PERINATAL BEREAVEMENT

About 12 babies in every 1000 are either stillborn or die in the first 28 days of life. These constitute perinatal deaths, and many of these babies are born preterm and are of low birthweight, and about 25% have severe congenital malformations. Parents whose baby dies in the perinatal period have grief reactions similar to those that follow the loss of any loved person. At first the mother (and often the father) feels numb and shocked. After a few days the reaction changes to a desire to understand why the baby died, or to expressions of anger or guilt about events in pregnancy or during labour. Over the next 2 or 3 months many parents are likely to review the events surrounding the baby’s death, often repeatedly. More than 50% of mothers suffer from depression and anxiety, which may last for months, but in time the couple adjust, often embarking on a new pregnancy.

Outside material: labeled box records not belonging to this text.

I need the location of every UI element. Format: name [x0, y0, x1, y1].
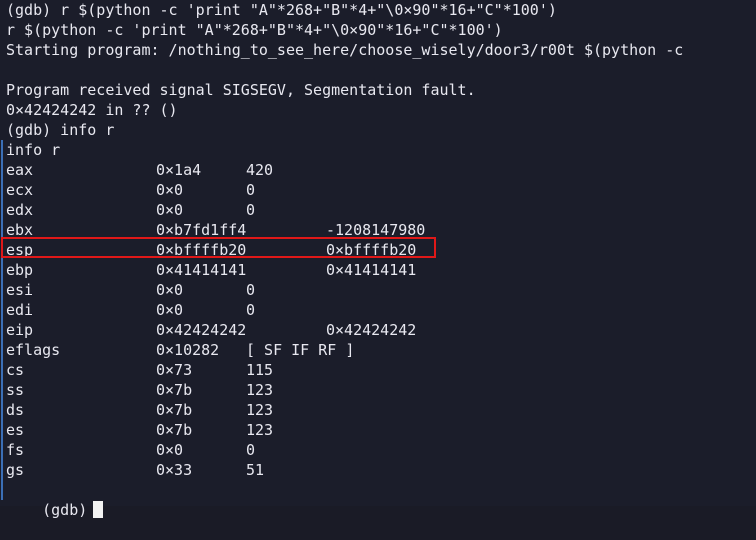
register-value: 0 [246, 441, 256, 459]
register-hex: 0×41414141 [156, 261, 247, 279]
register-name: esi [6, 281, 34, 299]
register-value: 123 [246, 381, 274, 399]
register-name: eip [6, 321, 34, 339]
register-value: 0 [246, 181, 256, 199]
register-name: cs [6, 361, 25, 379]
register-value: 115 [246, 361, 274, 379]
register-name: edi [6, 301, 34, 319]
register-name: ds [6, 401, 25, 419]
register-hex: 0×73 [156, 361, 193, 379]
register-value: 420 [246, 161, 274, 179]
register-name: gs [6, 461, 25, 479]
gdb-prompt-line[interactable]: (gdb) [6, 480, 104, 519]
register-hex: 0×7b [156, 421, 193, 439]
register-hex: 0×0 [156, 441, 184, 459]
register-hex: 0×0 [156, 301, 184, 319]
terminal-line: (gdb) r $(python -c 'print "A"*268+"B"*4… [6, 1, 557, 19]
register-name: ebp [6, 261, 34, 279]
register-name: edx [6, 201, 34, 219]
selection-gutter [1, 140, 3, 500]
register-name: ss [6, 381, 25, 399]
register-hex: 0×10282 [156, 341, 220, 359]
gdb-prompt: (gdb) [42, 501, 88, 519]
register-value: [ SF IF RF ] [246, 341, 355, 359]
register-value: 0 [246, 201, 256, 219]
register-name: ecx [6, 181, 34, 199]
register-value: 0 [246, 281, 256, 299]
register-hex: 0×1a4 [156, 161, 202, 179]
terminal-line: Starting program: /nothing_to_see_here/c… [6, 41, 684, 59]
terminal-line: r $(python -c 'print "A"*268+"B"*4+"\0×9… [6, 21, 503, 39]
terminal-line: Program received signal SIGSEGV, Segment… [6, 81, 476, 99]
register-name: es [6, 421, 25, 439]
register-value: 123 [246, 421, 274, 439]
register-value: 0×42424242 [326, 321, 417, 339]
register-name: eflags [6, 341, 61, 359]
terminal-window[interactable]: (gdb) r $(python -c 'print "A"*268+"B"*4… [0, 0, 756, 519]
register-hex: 0×7b [156, 401, 193, 419]
register-hex: 0×7b [156, 381, 193, 399]
register-value: 0×41414141 [326, 261, 417, 279]
register-value: 123 [246, 401, 274, 419]
register-value: 51 [246, 461, 265, 479]
cursor-block [93, 501, 104, 518]
register-hex: 0×0 [156, 181, 184, 199]
register-hex: 0×0 [156, 281, 184, 299]
register-name: fs [6, 441, 25, 459]
esp-highlight-box [1, 237, 436, 258]
register-name: eax [6, 161, 34, 179]
terminal-line: (gdb) info r [6, 121, 115, 139]
register-hex: 0×0 [156, 201, 184, 219]
register-value: 0 [246, 301, 256, 319]
register-hex: 0×33 [156, 461, 193, 479]
terminal-line: 0×42424242 in ?? () [6, 101, 178, 119]
terminal-line: info r [6, 141, 61, 159]
register-hex: 0×42424242 [156, 321, 247, 339]
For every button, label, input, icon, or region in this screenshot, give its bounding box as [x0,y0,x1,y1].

The severity and duration of the bereavement reaction may be reduced if the parents are given the opportunity to talk with the attending medical and midwifery staff soon after the baby’s death. The talk should take place in a quiet private area, not in an open ward. Most parents want to understand what has gone wrong, and to have it explained in clear, simple language. A few become angry, blaming the staff for the child’s death. The doctor or midwife should listen to the parents with sympathy and understanding and explain as clearly as possible the events surrounding the death.

In addition, the staff member should give information to the parents about the grief reaction that may be expected, and should provide reassurance that nothing the mother did, or failed to do, caused the death of the child.

Parents who wish to see their dead child (even if malformed) should be given the opportunity, so that they may mourn their loss. If they do not wish to see the child at that time, a photograph, a footprint and perhaps a lock of the child’s hair should be kept with the mother’s records, as later the parents may regret their decision not to have seen their child.

Before the parents see the baby they should be told how the infant will look. If there are deformities they should be described (perhaps with the aid of a photograph). The baby is presented to the parents clothed and wrapped, and when they become accustomed to him or her, the baby can be undressed by them. This procedure is often emotional, and support from a health professional may be invaluable. The parents should be told that they can spend as much time as they wish with the baby, and should be encouraged to name the child. Many parents wish to have a photograph of their dead baby. When the mother leaves hospital it is important to suggest that she makes contact with her family doctor (or health visitor), and she should be told about community-based help organizations in her area.

One woman in every five whose baby is stillborn, or who dies in the neonatal period, will suffer severe symptoms of bereavement (sleeplessness, depression and withdrawal). Women who have little or no support from husband, partner or family, who are cared for by insensitive health professionals and who lack a caring environment are more likely to be severely affected. These women in particular need help from sympathetic health professionals who listen, communicate and counsel.

There is some evidence that parents cope better, psychologically, with the next pregnancy if conception is delayed for a few months, but the decision has to be made by the couple, rather than imposed by a doctor. During the pregnancy continuity of care is important, and supportive, communicating, sympathetic health professionals help to reduce possible mothering difficulties and puerperal problems.